There is a nasty temptation to which any thinker, writer, scholar, or speaker is vulnerable. It’s something I’ve observed in prominent theologians as they age but also peers who, though on the younger side, have amassed enough of a readership and output that they could plausibly be said to have “a body of work.”

The temptation I have in mind is this: A shift, subtle but clear, from seeking above all to get the matter right to clarifying how to get me right. That is, instead of aiming at the truth as such (regardless of what you or I now think or once thought or have written or whatever), aiming at “the truth of my position.” The latter project inevitably entails constant granular adjudication and exegetical niceties infused with, or motivated by, persistent and often grouchy defensiveness. “Ugh, are these critics even literate? Thank God this one other person can read; he got me right, and they should read him if they would understand me.”

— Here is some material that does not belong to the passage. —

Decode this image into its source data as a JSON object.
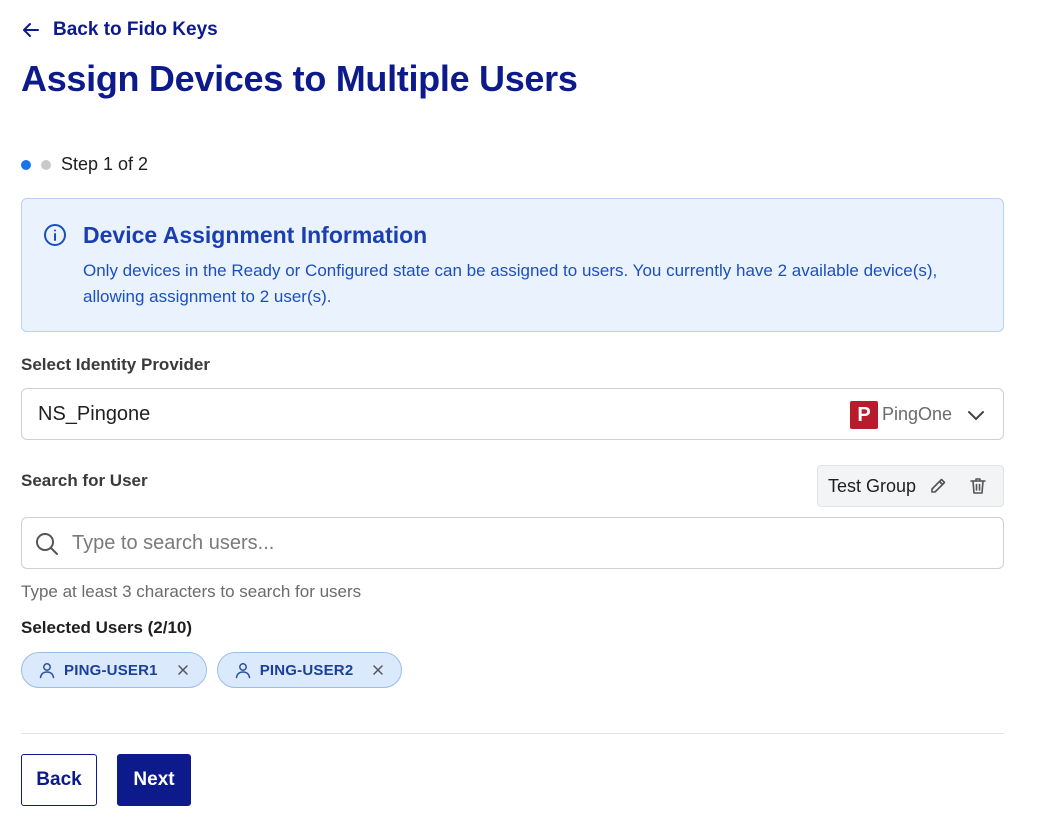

This boundless self-referentiality not only creates an echo chamber. It not only moves the focus away from the subject of inquiry to the inquirer himself. It’s boring. Recursive hermeneutical obsessiveness about one’s own project, invariably framed as a necessary if toilsome defensive measure, is simply not interesting. Not least when the person is a theologian, philosopher, or ethicist—in other words, someone whose objects of interest are in themselves supremely fascinating and existentially urgent.

Don’t fall for it. Don’t be that person. Don’t assume your oeuvre is more attractive than what drew you to your discipline in the first place. Don’t substitute your own ego or career for the pursuit of the truth. If the cost is that people misunderstand you, or that what you once believed turns out to be erroneous, so be it. For intellectual work, that’s the price of doing business anyway. Best to accept it now and, so far as you’re able, affix your eyes to what matters most, refusing to look away—not to your CV, not to your reviews, not even to your mentions. Those are songs of the sirens. If they succeed in seizing your attention, they’ll keep you forever from arriving home.